Flexibility without determinism is a dead end. it produces a platform that can accept upgrades but cannot ship them with confidence, and the organisation eventually learns not to touch production firmware. Determinism without flexibility is a different dead end. a stable system frozen on the day it leaves the factory. The combination, delivered on a cost-effective platform that spans multiple products, is what makes a living product commercially viable at scale.
The XCORE® approach
XCORE was designed from first principles around this combination. Three properties matter most for OEMs building living products in an AI-driven market:
- True hardware parallelism. Independent processing resources execute concurrently on dedicated hardware. New AI models and new functionality can be added without competing with existing tasks for a shared execution unit.
- Static resource allocation. Memory, I/O, and compute are assigned at compile time. New modules arrive with guaranteed resources; existing modules keep guaranteed isolation. Nothing contends for anything at runtime.

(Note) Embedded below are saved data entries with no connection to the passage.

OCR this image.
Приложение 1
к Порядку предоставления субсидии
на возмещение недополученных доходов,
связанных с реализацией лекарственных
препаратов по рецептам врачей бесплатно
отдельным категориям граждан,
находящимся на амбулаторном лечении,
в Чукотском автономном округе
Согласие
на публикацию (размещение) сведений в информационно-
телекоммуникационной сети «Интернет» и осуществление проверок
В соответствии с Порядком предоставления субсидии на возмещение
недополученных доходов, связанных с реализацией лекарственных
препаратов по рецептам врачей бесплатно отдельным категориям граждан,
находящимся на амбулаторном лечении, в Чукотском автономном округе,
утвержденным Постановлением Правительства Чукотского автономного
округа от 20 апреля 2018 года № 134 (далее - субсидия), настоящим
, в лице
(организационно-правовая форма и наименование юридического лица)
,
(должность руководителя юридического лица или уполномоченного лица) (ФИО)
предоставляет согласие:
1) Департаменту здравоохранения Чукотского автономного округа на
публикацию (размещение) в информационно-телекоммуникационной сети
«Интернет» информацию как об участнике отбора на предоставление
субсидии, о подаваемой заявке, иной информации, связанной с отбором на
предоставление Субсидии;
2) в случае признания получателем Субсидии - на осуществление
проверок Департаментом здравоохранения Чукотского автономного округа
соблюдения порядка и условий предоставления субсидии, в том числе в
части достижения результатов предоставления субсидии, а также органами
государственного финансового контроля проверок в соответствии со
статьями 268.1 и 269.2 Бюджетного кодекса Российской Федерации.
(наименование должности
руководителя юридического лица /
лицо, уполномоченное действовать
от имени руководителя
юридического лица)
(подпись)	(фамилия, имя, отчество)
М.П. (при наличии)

- Deterministic execution. Timing is a specifiable, verifiable property of the design. What you measure in simulation is what runs on the device, in the customer’s home or factory, every time.
The practical consequence is straightforward. An OEM can extend a deployed product’s capabilities, a new on-device AI model, a richer audio algorithm, a new sensor fusion routine, an additional communication protocol and know, with engineering confidence rather than statistical hope, that the upgrade will land cleanly on every unit in the field. And because the same architecture scales across multiple SKUs and product lines, that investment pays back across the portfolio rather than a single product.
What this unlocks
When deployed hardware is treated as a living product, the strategic options available to an OEM widen significantly. Products can launch earlier, with a deliberate plan to grow into their roadmap in the field, rather than waiting for “complete” hardware that is already a generation behind. Teams can respond to new AI capabilities, new standards, and shifting customer needs in software time rather than silicon time. Recurring revenue becomes viable on products that were previously a one-time sale.
Differentiation is no longer just the specification at launch, it is the pace of improvement afterwards, which is far harder for competitors to match.
A different question at silicon selection
For most of the history of embedded systems, the question at silicon selection has been: what can this part do on day one, at the lowest possible unit cost? It is the right question for a product that will never change, in a market where the pace of innovation is slow. It is the wrong question for a living product in a market reshaped by AI.
The more valuable question now is: what can this part become, in the hands of our customers, across our portfolio, over the next ten years? Flexible, deterministic, parallel silicon is what makes that question answerable. OEMs who design around it stop shipping products and start shipping platforms, and the innovation cycle stops being set by the hardware, and starts being set by the ambition of the team behind it.